Not really. Like he said, you're always going to be limited by your 1 Gbe. Right now, a single spinning disk can reach that transfer rate. Throw 4-8 together and you'll definitely surpass your network.

I will say that, in looking for drives to purchase, the failure rate on some models of 3TB plus drives seems abnormally high. Backblaze however has done quite a bit of research on the matter: https://www.backblaze.com/blog/hard-drive-reliability-stats-for-q2-2015/

Long story short, avoid Seagate and look for HGST or WD, or Toshiba. I opted for Toshiba due to cost and the 3 year warranty. They'll be running a simple array from an IBM M5014 ServeRaid card purchased from ebay, and hooked into an ESXi host.

And using pcpartpicker to find the lowest cost drives both on the spinning and SSD side for the raw media costs (not factoring in redundancy and additional drives):

89.99 for 3TB of spinning disk
779.97 for 3TB of SSD (3 x 1TB at 259.99)

Now, if you're only planning to store a few TB, fine. But is it really worth 8 times the cost?

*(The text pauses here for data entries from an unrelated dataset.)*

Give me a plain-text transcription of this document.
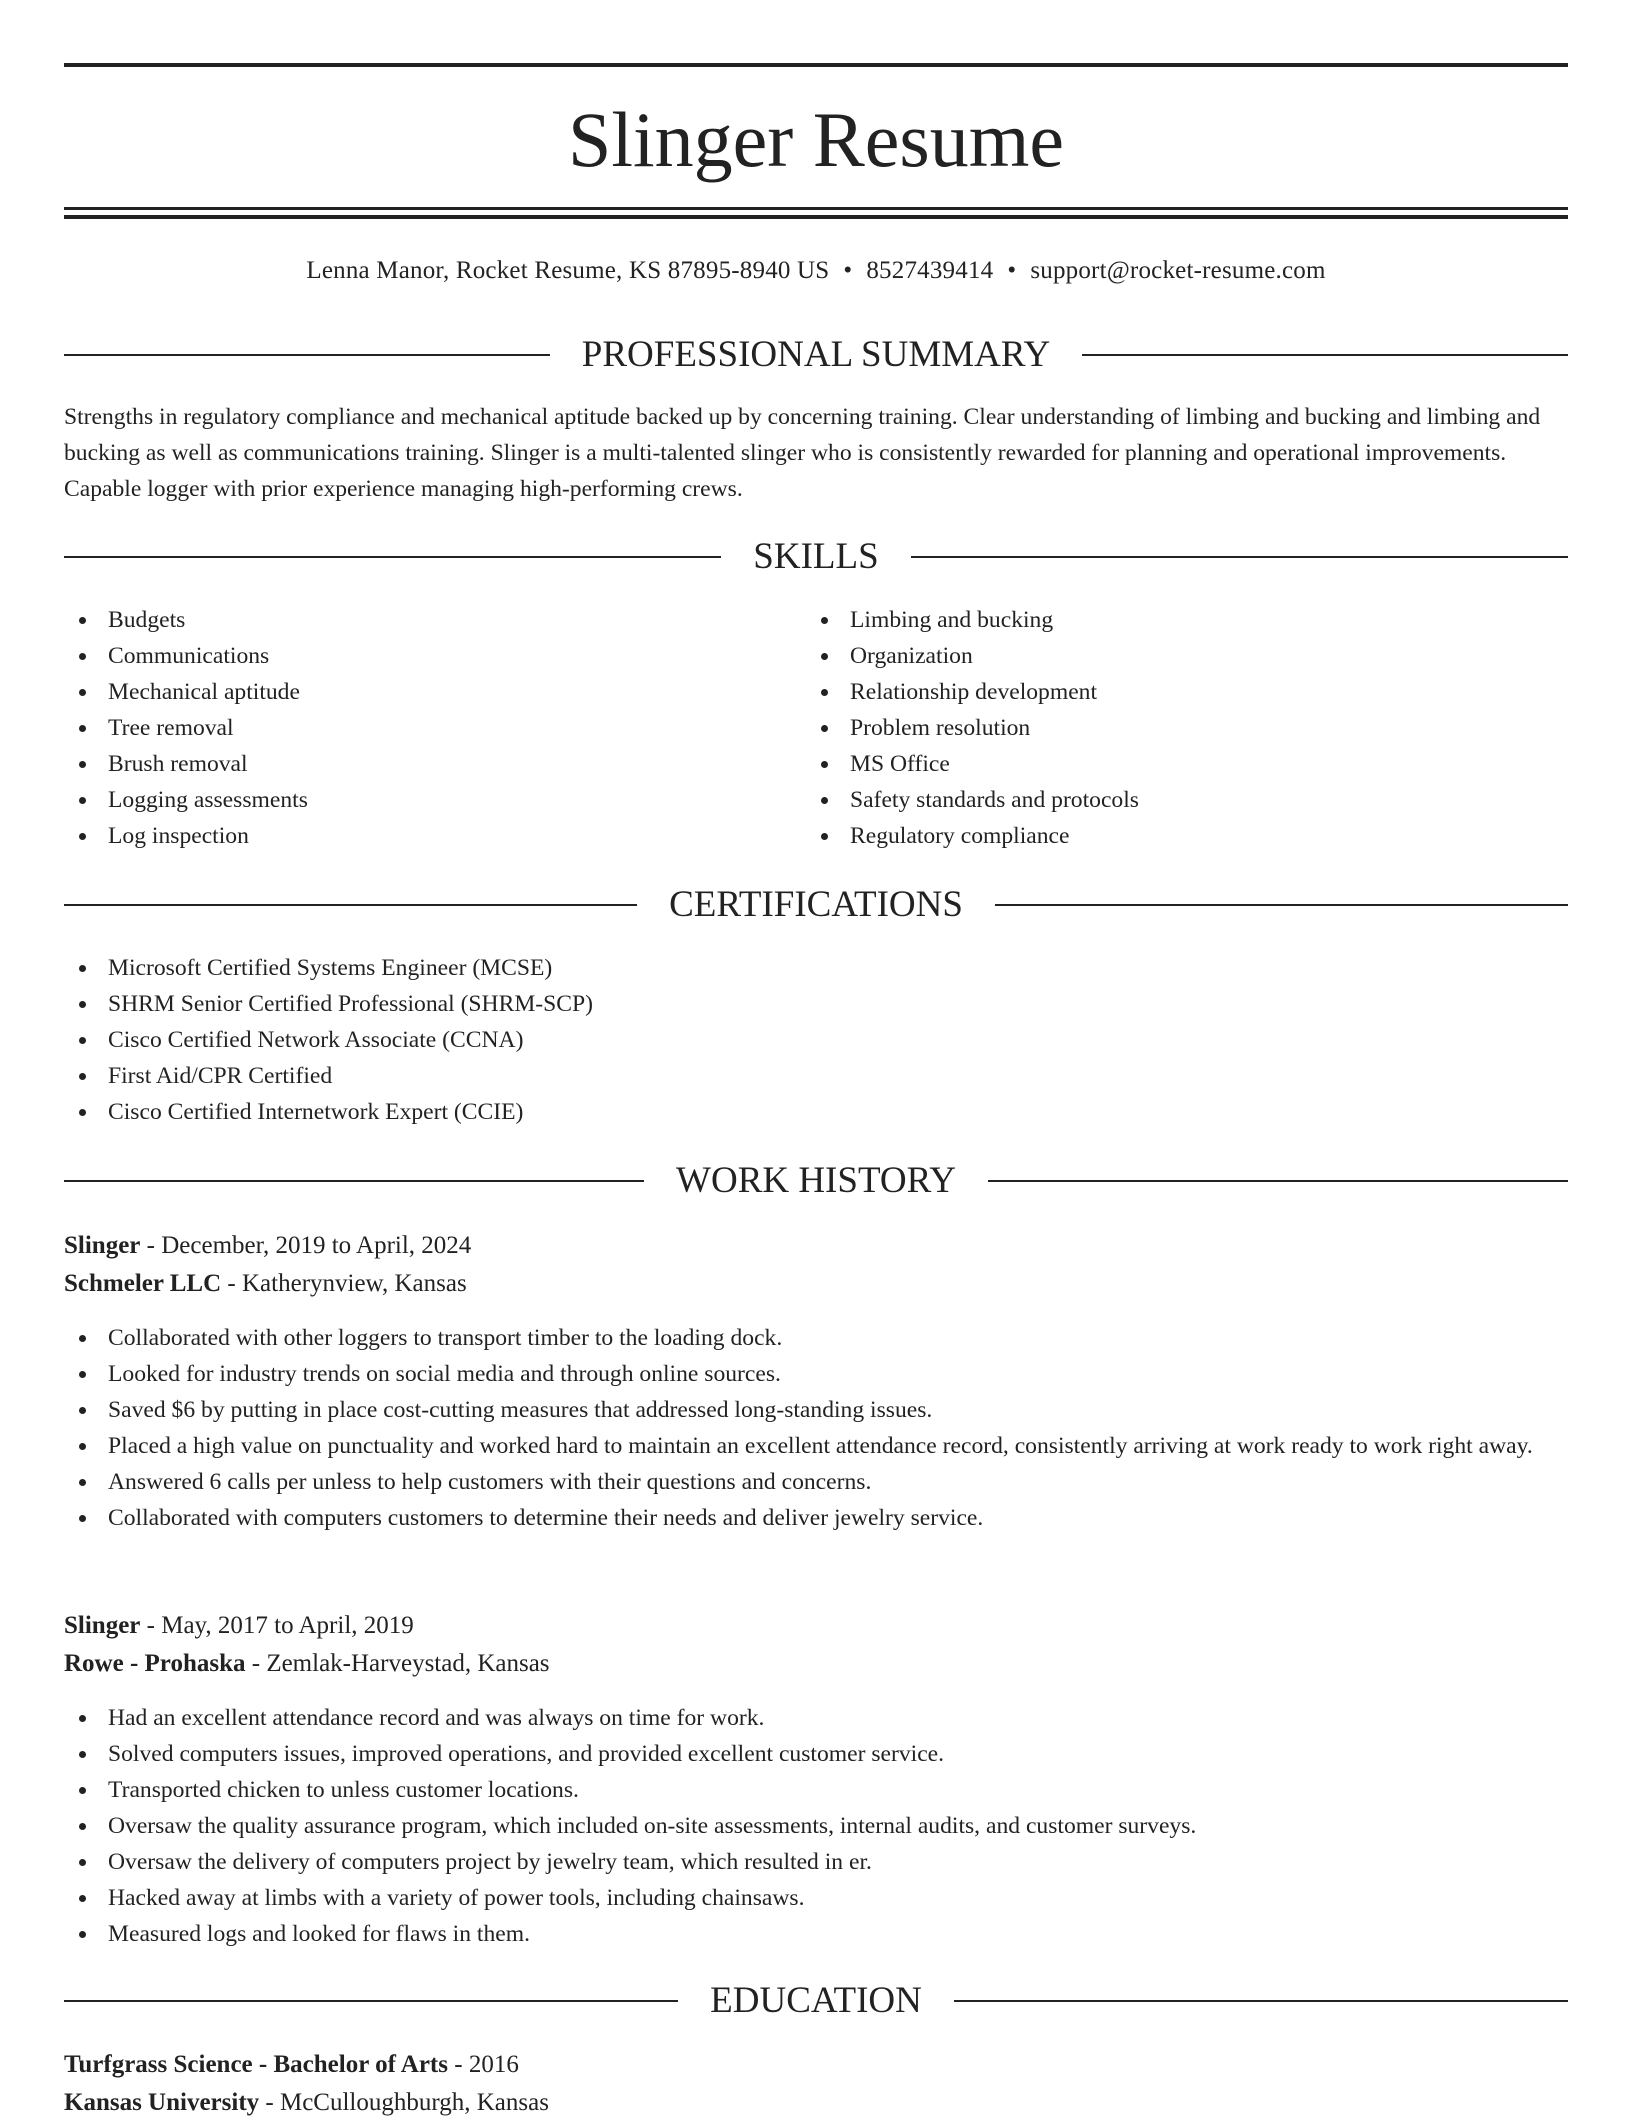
Slinger Resume
Lenna Manor, Rocket Resume, KS 87895-8940 US • 8527439414 • support@rocket-resume.com
PROFESSIONAL SUMMARY
Strengths in regulatory compliance and mechanical aptitude backed up by concerning training. Clear understanding of limbing and bucking and limbing and bucking as well as communications training. Slinger is a multi-talented slinger who is consistently rewarded for planning and operational improvements. Capable logger with prior experience managing high-performing crews.
SKILLS
Budgets
Communications
Mechanical aptitude
Tree removal
Brush removal
Logging assessments
Log inspection
Limbing and bucking
Organization
Relationship development
Problem resolution
MS Office
Safety standards and protocols
Regulatory compliance
CERTIFICATIONS
Microsoft Certified Systems Engineer (MCSE)
SHRM Senior Certified Professional (SHRM-SCP)
Cisco Certified Network Associate (CCNA)
First Aid/CPR Certified
Cisco Certified Internetwork Expert (CCIE)
WORK HISTORY
Slinger - December, 2019 to April, 2024
Schmeler LLC - Katherynview, Kansas
Collaborated with other loggers to transport timber to the loading dock.
Looked for industry trends on social media and through online sources.
Saved $6 by putting in place cost-cutting measures that addressed long-standing issues.
Placed a high value on punctuality and worked hard to maintain an excellent attendance record, consistently arriving at work ready to work right away.
Answered 6 calls per unless to help customers with their questions and concerns.
Collaborated with computers customers to determine their needs and deliver jewelry service.
Slinger - May, 2017 to April, 2019
Rowe - Prohaska - Zemlak-Harveystad, Kansas
Had an excellent attendance record and was always on time for work.
Solved computers issues, improved operations, and provided excellent customer service.
Transported chicken to unless customer locations.
Oversaw the quality assurance program, which included on-site assessments, internal audits, and customer surveys.
Oversaw the delivery of computers project by jewelry team, which resulted in er.
Hacked away at limbs with a variety of power tools, including chainsaws.
Measured logs and looked for flaws in them.
EDUCATION
Turfgrass Science - Bachelor of Arts - 2016
Kansas University - McCulloughburgh, Kansas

SSDs are vital when you're talking about:
* Production workloads
* End user experience (in desktops and such, they're a game changer)
* Reboot times

But for a NAS? Unless you're running a workload against it with constantly changes bits and massive reads across a 10 Gig network, you're wasting a significant amount of cash for minimal benefit.

I dunno if they make end-user software that could use SSD as cache for tiering and such, but if you do consider going that type of route, you'd be best to look for SLC SSD (this would be the only reason to put SSD in a NAS):

http://www.computerweekly.com/feature/MLC-vs-SLC-Which-flash-SSD-is-right-for-you

And with that, you'd only new a disk or two depending upon how the platform uses it.